GoldenTree also owns an unspecified amount of Postmedia's debt, believed to be a substantial sum of second-lien notes, which are denominated (and pay interest) in U.S. dollars.

If a would-be buyer were American, it would presumably have to abide by this same structure and assume the debt GoldenTree owns, which is due to be refinanced no later than 2018. GoldenTree is believed to wield considerable influence in Postmedia's decision making, at least on financial matters, though its precise degree of control is uncertain.

If the potential buyer were to be Canadian – be it a strictly financial investor or a rival newspaper chain, for instance – the scenario becomes more complicated still.

If a Canadian acquires variable voting shares, like those GoldenTree is considering selling, "such shares will be automatically converted into voting shares," according to filings from Postmedia. But a buyer who makes such a conversion could be required "to make a formal takeover bid for the outstanding voting shares" under securities laws if they are deemed to own more than 20 per cent of the outstanding shares.

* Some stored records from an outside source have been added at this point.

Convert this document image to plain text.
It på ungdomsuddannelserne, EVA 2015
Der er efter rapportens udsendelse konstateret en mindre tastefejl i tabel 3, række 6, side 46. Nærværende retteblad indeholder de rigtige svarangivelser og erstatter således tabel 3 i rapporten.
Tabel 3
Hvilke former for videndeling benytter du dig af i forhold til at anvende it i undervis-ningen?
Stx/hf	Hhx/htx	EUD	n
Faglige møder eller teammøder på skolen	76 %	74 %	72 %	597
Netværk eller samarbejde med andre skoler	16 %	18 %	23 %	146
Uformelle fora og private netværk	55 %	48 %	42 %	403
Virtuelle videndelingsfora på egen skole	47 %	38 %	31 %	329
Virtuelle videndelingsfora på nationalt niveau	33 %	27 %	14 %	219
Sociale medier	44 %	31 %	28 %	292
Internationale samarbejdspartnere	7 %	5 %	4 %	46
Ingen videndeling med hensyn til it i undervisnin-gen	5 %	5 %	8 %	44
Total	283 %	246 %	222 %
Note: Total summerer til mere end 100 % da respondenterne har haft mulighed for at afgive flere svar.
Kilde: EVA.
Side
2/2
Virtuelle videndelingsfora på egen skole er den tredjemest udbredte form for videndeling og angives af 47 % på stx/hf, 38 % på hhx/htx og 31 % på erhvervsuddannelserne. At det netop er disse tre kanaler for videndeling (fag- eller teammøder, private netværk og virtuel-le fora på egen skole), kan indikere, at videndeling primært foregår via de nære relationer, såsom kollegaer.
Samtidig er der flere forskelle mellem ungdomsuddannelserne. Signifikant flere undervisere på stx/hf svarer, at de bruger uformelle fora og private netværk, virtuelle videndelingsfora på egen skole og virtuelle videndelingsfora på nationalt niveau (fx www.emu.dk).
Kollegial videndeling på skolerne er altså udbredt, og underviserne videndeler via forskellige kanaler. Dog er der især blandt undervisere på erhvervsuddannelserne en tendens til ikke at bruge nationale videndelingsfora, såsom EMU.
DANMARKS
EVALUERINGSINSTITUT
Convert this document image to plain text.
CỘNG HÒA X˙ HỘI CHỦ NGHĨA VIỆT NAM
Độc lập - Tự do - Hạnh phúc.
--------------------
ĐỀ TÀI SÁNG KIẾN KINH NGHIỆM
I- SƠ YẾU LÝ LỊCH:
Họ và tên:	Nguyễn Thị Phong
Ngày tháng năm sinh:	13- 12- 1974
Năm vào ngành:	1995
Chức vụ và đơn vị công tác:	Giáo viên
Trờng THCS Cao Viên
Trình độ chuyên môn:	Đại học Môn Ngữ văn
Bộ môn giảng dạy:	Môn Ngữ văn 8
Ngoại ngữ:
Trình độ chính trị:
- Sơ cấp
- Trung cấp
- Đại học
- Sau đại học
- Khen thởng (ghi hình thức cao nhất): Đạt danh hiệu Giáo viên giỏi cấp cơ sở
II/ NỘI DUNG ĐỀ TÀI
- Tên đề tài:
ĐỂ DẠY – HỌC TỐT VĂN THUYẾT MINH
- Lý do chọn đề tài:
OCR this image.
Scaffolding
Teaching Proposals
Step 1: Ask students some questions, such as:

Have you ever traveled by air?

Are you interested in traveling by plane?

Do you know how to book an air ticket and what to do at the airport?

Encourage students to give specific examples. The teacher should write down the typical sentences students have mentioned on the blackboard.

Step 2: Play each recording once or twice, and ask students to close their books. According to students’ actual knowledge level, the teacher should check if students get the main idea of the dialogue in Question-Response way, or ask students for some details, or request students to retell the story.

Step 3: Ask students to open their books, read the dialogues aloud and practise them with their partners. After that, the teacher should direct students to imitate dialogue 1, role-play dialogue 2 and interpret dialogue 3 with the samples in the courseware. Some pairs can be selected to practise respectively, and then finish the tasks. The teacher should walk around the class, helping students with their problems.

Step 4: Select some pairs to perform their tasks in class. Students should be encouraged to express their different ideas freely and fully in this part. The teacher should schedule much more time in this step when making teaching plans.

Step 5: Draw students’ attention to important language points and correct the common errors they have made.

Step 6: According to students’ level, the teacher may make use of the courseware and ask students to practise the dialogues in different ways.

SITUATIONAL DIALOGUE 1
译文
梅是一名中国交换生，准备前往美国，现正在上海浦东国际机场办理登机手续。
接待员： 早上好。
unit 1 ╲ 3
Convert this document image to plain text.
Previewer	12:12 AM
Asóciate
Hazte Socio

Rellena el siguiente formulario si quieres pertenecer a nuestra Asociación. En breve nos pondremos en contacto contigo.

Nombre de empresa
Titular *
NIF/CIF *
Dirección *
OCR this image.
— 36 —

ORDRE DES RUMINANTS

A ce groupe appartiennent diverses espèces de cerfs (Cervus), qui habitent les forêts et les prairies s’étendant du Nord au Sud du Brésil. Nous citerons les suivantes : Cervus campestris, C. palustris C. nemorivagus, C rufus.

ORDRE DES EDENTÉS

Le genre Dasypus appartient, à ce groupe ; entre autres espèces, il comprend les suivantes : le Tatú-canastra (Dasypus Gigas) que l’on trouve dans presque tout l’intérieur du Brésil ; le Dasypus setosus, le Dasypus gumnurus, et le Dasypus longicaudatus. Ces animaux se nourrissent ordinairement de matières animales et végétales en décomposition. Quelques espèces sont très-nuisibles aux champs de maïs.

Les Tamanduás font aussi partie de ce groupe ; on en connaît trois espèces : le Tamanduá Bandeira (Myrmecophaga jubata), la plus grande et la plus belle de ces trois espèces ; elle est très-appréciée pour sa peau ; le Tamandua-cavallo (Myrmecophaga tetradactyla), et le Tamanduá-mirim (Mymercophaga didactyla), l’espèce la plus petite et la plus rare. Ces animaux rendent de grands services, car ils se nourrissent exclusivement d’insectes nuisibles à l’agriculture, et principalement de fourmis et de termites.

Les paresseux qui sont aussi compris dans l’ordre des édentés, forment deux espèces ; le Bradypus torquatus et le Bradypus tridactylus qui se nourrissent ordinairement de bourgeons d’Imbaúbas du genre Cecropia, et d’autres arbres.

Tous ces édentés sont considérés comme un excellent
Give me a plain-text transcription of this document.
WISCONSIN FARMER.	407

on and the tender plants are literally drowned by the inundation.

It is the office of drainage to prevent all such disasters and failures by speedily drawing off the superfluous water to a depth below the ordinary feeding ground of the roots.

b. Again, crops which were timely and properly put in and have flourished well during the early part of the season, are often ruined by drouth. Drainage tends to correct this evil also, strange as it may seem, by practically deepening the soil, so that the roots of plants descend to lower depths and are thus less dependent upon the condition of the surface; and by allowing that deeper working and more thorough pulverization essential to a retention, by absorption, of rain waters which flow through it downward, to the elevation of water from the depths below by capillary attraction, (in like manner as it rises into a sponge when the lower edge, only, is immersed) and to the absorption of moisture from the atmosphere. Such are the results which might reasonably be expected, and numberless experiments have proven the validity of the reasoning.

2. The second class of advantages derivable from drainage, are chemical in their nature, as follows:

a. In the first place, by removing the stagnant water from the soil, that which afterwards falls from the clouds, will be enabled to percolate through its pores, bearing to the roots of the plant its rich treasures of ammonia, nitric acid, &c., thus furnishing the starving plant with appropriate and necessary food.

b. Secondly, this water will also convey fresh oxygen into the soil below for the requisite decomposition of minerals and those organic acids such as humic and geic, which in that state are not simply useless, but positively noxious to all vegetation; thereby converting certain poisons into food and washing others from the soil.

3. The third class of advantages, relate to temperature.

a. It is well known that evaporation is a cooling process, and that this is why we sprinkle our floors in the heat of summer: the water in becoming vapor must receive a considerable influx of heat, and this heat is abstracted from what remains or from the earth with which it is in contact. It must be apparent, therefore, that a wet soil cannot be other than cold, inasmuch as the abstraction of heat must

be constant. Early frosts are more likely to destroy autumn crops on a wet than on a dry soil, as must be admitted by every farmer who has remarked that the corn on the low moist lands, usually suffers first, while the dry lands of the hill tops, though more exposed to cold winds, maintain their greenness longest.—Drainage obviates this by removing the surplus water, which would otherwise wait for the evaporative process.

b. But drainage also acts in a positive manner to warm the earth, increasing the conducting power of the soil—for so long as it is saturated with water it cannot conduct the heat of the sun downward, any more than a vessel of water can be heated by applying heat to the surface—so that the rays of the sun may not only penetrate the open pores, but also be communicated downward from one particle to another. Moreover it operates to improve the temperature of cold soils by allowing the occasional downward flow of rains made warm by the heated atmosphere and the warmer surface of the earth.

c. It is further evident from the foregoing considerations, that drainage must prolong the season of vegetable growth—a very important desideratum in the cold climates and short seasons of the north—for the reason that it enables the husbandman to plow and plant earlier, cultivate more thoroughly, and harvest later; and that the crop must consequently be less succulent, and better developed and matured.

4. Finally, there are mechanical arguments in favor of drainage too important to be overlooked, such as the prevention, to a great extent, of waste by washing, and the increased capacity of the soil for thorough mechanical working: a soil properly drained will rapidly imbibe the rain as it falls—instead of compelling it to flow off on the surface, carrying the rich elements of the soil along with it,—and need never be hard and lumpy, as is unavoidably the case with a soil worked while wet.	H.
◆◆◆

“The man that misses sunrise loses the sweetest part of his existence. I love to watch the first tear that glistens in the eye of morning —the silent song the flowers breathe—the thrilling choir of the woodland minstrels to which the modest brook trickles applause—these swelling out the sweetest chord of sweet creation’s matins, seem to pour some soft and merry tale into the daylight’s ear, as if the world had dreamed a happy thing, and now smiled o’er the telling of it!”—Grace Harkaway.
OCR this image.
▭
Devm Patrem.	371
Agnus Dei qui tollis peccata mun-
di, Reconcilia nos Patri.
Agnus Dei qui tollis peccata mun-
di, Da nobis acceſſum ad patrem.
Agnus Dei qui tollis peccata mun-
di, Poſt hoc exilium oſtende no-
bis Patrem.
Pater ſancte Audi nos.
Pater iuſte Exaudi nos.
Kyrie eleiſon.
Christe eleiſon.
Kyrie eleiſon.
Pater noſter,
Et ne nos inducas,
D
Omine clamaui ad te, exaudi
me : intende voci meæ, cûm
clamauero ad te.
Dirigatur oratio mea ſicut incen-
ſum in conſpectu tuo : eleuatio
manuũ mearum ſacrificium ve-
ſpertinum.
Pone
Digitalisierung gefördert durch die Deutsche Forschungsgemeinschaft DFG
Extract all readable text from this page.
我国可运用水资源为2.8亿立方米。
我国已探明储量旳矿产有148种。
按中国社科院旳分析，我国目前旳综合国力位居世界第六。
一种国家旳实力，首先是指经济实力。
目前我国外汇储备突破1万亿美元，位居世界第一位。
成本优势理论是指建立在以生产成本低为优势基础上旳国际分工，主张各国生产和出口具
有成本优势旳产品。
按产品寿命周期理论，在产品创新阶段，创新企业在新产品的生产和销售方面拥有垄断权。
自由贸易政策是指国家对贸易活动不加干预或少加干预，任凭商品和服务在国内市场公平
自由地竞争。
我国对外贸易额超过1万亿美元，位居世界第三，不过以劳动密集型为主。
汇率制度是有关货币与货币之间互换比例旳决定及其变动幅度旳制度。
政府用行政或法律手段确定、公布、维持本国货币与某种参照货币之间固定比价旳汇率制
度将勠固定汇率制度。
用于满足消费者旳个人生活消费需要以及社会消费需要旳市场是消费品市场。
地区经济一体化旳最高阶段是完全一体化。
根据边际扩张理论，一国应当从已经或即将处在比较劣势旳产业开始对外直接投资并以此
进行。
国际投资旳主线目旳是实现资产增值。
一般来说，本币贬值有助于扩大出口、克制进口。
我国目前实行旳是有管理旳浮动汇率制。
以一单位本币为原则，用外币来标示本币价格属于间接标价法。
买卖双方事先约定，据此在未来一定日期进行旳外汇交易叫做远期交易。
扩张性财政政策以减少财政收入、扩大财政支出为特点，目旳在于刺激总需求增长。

Even with Postmedia's share price looking emaciated – the variable class closed at 10 cents a share on the Toronto Stock Exchange on Monday – once the debt is added to the equation, that could prove an expensive proposition to acquire control of a company that has struggled to arrest a plunge in revenue and relentlessly cut from its ranks to reduce costs.

Mr. Godfrey has reportedly pushed for Canada's foreign ownership rules to be relaxed – in a company memo on Feb.1, he called it "a fair and debatable issue" – but successive governments have shown little interest in pursuing such a policy shift.

The end result is that any potential buyers kicking the tires on Postmedia will have to check their passport as well as their appetite to take a risk on a company with a less-than-promising outlook.